We now apply the differential operators to Siegel-type Eisenstein series and show that it is nearly holomorphic for certain values of s. We will keep the notation of Section 4, and so in particular $\mathbf {E}_l(g,s)$ is the Siegel-type Eisenstein series associated with group $G_n,n=2m$ of weight l and character $\chi $ .
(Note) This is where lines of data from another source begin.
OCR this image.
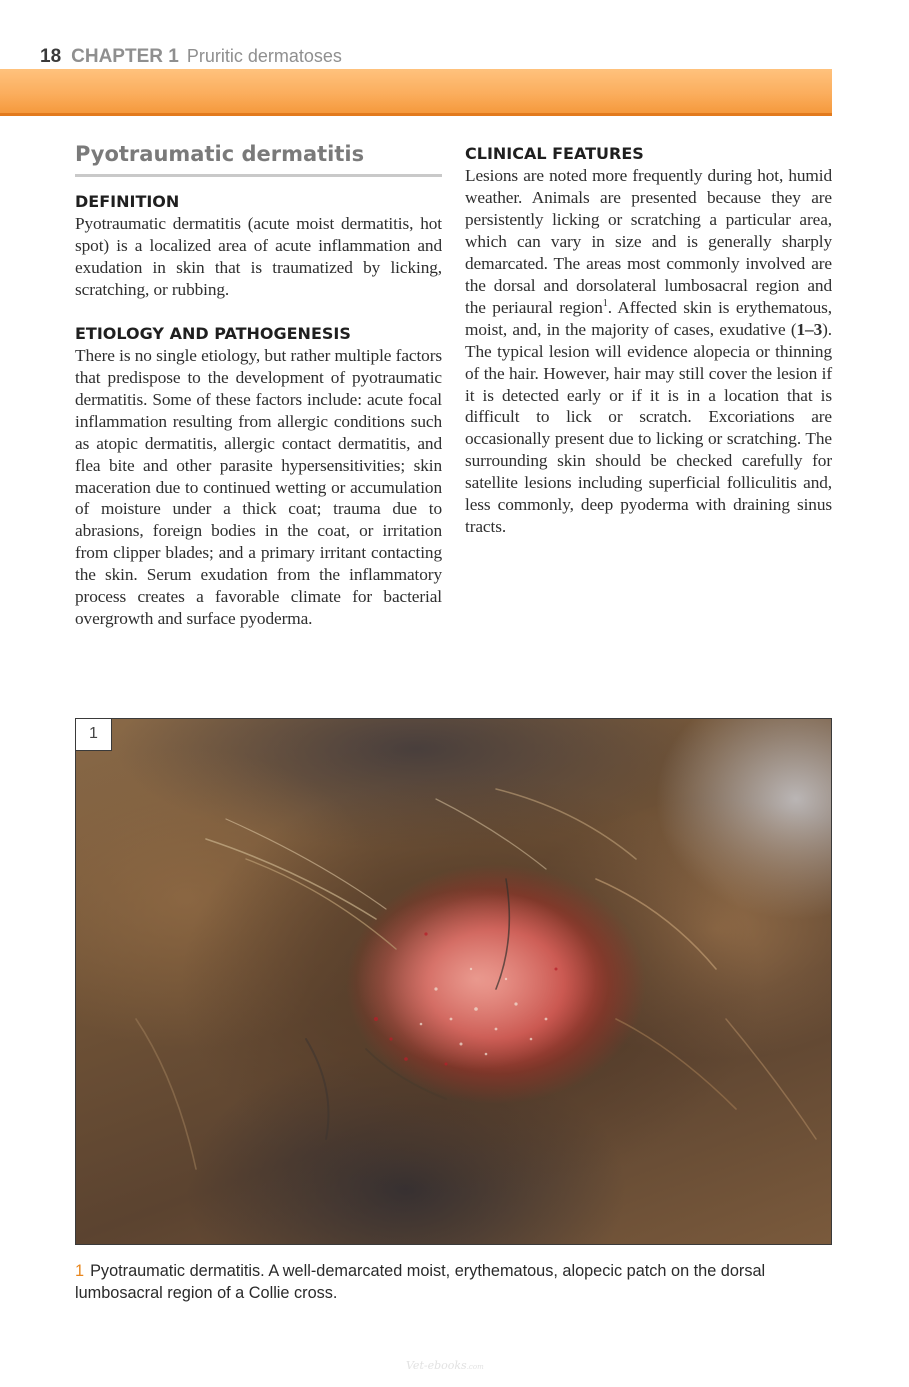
18 CHAPTER 1 Pruritic dermatoses
Pyotraumatic dermatitis
DEFINITION

Pyotraumatic dermatitis (acute moist dermatitis, hot spot) is a localized area of acute inflammation and exudation in skin that is traumatized by licking, scratching, or rubbing.

ETIOLOGY AND PATHOGENESIS

There is no single etiology, but rather multiple factors that predispose to the development of pyotraumatic dermatitis. Some of these factors include: acute focal inflammation resulting from allergic conditions such as atopic dermatitis, allergic contact dermatitis, and flea bite and other parasite hypersensitivities; skin maceration due to continued wetting or accumulation of moisture under a thick coat; trauma due to abrasions, foreign bodies in the coat, or irritation from clipper blades; and a primary irritant contacting the skin. Serum exudation from the inflammatory process creates a favorable climate for bacterial overgrowth and surface pyoderma.

CLINICAL FEATURES

Lesions are noted more frequently during hot, humid weather. Animals are presented because they are persistently licking or scratching a particular area, which can vary in size and is generally sharply demarcated. The areas most commonly involved are the dorsal and dorsolateral lumbosacral region and the periaural region$^1$. Affected skin is erythematous, moist, and, in the majority of cases, exudative (1–3). The typical lesion will evidence alopecia or thinning of the hair. However, hair may still cover the lesion if it is detected early or if it is in a location that is difficult to lick or scratch. Excoriations are occasionally present due to licking or scratching. The surrounding skin should be checked carefully for satellite lesions including superficial folliculitis and, less commonly, deep pyoderma with draining sinus tracts.

1

1 Pyotraumatic dermatitis. A well-demarcated moist, erythematous, alopecic patch on the dorsal lumbosacral region of a Collie cross.

Vet-ebooks.com
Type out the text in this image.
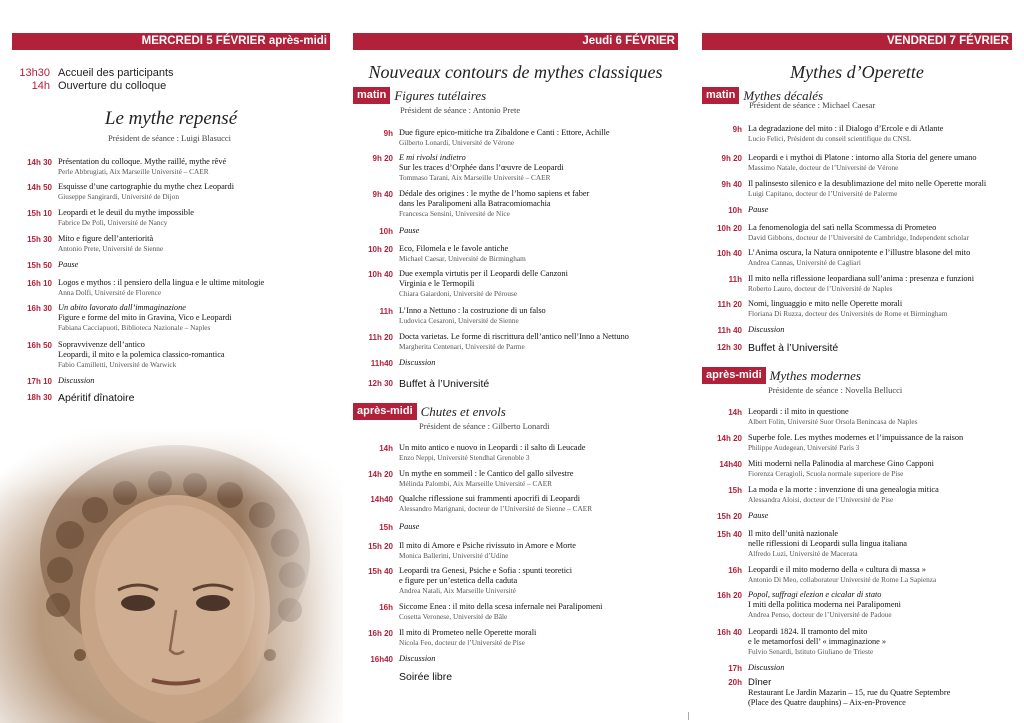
MERCREDI 5 FÉVRIER après-midi
13h30 Accueil des participants
14h Ouverture du colloque
Le mythe repensé
Président de séance : Luigi Blasucci
14h 30 Présentation du colloque. Mythe raillé, mythe rêvé
Perle Abbrugiati, Aix Marseille Université – CAER
14h 50 Esquisse d’une cartographie du mythe chez Leopardi
Giuseppe Sangirardi, Université de Dijon
15h 10 Leopardi et le deuil du mythe impossible
Fabrice De Poli, Université de Nancy
15h 30 Mito e figure dell’anteriorità
Antonio Prete, Université de Sienne
15h 50 Pause
16h 10 Logos e mythos : il pensiero della lingua e le ultime mitologie
Anna Dolfi, Université de Florence
16h 30 Un abito lavorato dall’immaginazione
Figure e forme del mito in Gravina, Vico e Leopardi
Fabiana Cacciapuoti, Biblioteca Nazionale – Naples
16h 50 Sopravvivenze dell’antico
Leopardi, il mito e la polemica classico-romantica
Fabio Camilletti, Université de Warwick
17h 10 Discussion
18h 30 Apéritif dînatoire
Jeudi 6 FÉVRIER
Nouveaux contours de mythes classiques
matin Figures tutélaires
Président de séance : Antonio Prete
9h Due figure epico-mitiche tra Zibaldone e Canti : Ettore, Achille
Gilberto Lonardi, Université de Vérone
9h 20 E mi rivolsi indietro
Sur les traces d’Orphée dans l’œuvre de Leopardi
Tommaso Tarani, Aix Marseille Université – CAER
9h 40 Dédale des origines : le mythe de l’homo sapiens et faber
dans les Paralipomeni alla Batracomiomachia
Francesca Sensini, Université de Nice
10h Pause
10h 20 Eco, Filomela e le favole antiche
Michael Caesar, Université de Birmingham
10h 40 Due exempla virtutis per il Leopardi delle Canzoni
Virginia e le Termopili
Chiara Gaiardoni, Université de Pérouse
11h L’Inno a Nettuno : la costruzione di un falso
Ludovica Cesaroni, Université de Sienne
11h 20 Docta varietas. Le forme di riscrittura dell’antico nell’Inno a Nettuno
Margherita Centenari, Université de Parme
11h40 Discussion
12h 30 Buffet à l’Université
après-midi Chutes et envols
Président de séance : Gilberto Lonardi
14h Un mito antico e nuovo in Leopardi : il salto di Leucade
Enzo Neppi, Université Stendhal Grenoble 3
14h 20 Un mythe en sommeil : le Cantico del gallo silvestre
Mélinda Palombi, Aix Marseille Université – CAER
14h40 Qualche riflessione sui frammenti apocrifi di Leopardi
Alessandro Marignani, docteur de l’Université de Sienne – CAER
15h Pause
15h 20 Il mito di Amore e Psiche rivissuto in Amore e Morte
Monica Ballerini, Université d’Udine
15h 40 Leopardi tra Genesi, Psiche e Sofia : spunti teoretici
e figure per un’estetica della caduta
Andrea Natali, Aix Marseille Université
16h Siccome Enea : il mito della scesa infernale nei Paralipomeni
Cosetta Veronese, Université de Bâle
16h 20 Il mito di Prometeo nelle Operette morali
Nicola Feo, docteur de l’Université de Pise
16h40 Discussion
Soirée libre
VENDREDI 7 FÉVRIER
Mythes d’Operette
matin Mythes décalés
Président de séance : Michael Caesar
9h La degradazione del mito : il Dialogo d’Ercole e di Atlante
Lucio Felici, Président du conseil scientifique du CNSL
9h 20 Leopardi e i mythoi di Platone : intorno alla Storia del genere umano
Massimo Natale, docteur de l’Université de Vérone
9h 40 Il palinsesto silenico e la desublimazione del mito nelle Operette morali
Luigi Capitano, docteur de l’Université de Palerme
10h Pause
10h 20 La fenomenologia del satì nella Scommessa di Prometeo
David Gibbons, docteur de l’Université de Cambridge, Independent scholar
10h 40 L’Anima oscura, la Natura onnipotente e l’illustre blasone del mito
Andrea Cannas, Université de Cagliari
11h Il mito nella riflessione leopardiana sull’anima : presenza e funzioni
Roberto Lauro, docteur de l’Université de Naples
11h 20 Nomi, linguaggio e mito nelle Operette morali
Floriana Di Ruzza, docteur des Universités de Rome et Birmingham
11h 40 Discussion
12h 30 Buffet à l’Université
après-midi Mythes modernes
Présidente de séance : Novella Bellucci
14h Leopardi : il mito in questione
Albert Folin, Université Suor Orsola Benincasa de Naples
14h 20 Superbe fole. Les mythes modernes et l’impuissance de la raison
Philippe Audegean, Université Paris 3
14h40 Miti moderni nella Palinodia al marchese Gino Capponi
Fiorenza Ceragioli, Scuola normale superiore de Pise
15h La moda e la morte : invenzione di una genealogia mitica
Alessandra Aloisi, docteur de l’Université de Pise
15h 20 Pause
15h 40 Il mito dell’unità nazionale
nelle riflessioni di Leopardi sulla lingua italiana
Alfredo Luzi, Université de Macerata
16h Leopardi e il mito moderno della « cultura di massa »
Antonio Di Meo, collaborateur Université de Rome La Sapienza
16h 20 Popol, suffragi elezion e cicalar di stato
I miti della politica moderna nei Paralipomeni
Andrea Penso, docteur de l’Université de Padoue
16h 40 Leopardi 1824. Il tramonto del mito
e le metamorfosi dell’ « immaginazione »
Fulvio Senardi, Istituto Giuliano de Trieste
17h Discussion
20h Dîner
Restaurant Le Jardin Mazarin – 15, rue du Quatre Septembre
(Place des Quatre dauphins) – Aix-en-Provence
Proof For this, we use [Reference Shimura27, Theorem 2D], which classifies the irreducible representations of $(\tau ^{mp}, S_{mp}(\mathfrak {T}))$ . In particular, for $p\in \mathbb {Z}$ and a weight q, we can define the operator $\Delta _q^p$ by $\Delta _q^p\mathbf {f}=(\mathfrak {D}_{\omega }^Z\mathbf {f})(\psi )$ with $\omega =\det ^q,Z=\mathbb {C}\psi \subset S_{mp}(\mathfrak {T})$ , and $\psi =\det ^{p/2}$ . Here, the square root of the determinant denotes the Pfaffian of the skew-symmetric matrix. Then

$$\begin{align*}\Delta_q^p\mathcal{N}_q^t(\overline{\mathbb{Q}})\subset\pi^{mp}\mathcal{N}_{q+p}^{t+mp}(\overline{\mathbb{Q}}). \end{align*}$$

We have shown that $\mathbf {E}_l(g,l)\in \mathcal {M}_l(\overline {\mathbb {Q}})$ , so $\Delta _l^p\mathbf {E}_l(g,l)\in \pi ^{mp}\mathcal {N}_{l+p}^{mp}(\overline {\mathbb {Q}})$ . Take $p=l-\mu $ , then by the explicit formula in [Reference Shimura27, Theorem 4.3], we have

$$\begin{align*}\Delta_{\mu}^p\mathbf{E}_{\mu}(g,\mu)=C\cdot\mathbf{E}_l(g,\mu),\,\,\,\text{with}\,\,C\in\overline{\mathbb{Q}}^{\times}. \end{align*}$$

This concludes the proof of the proposition.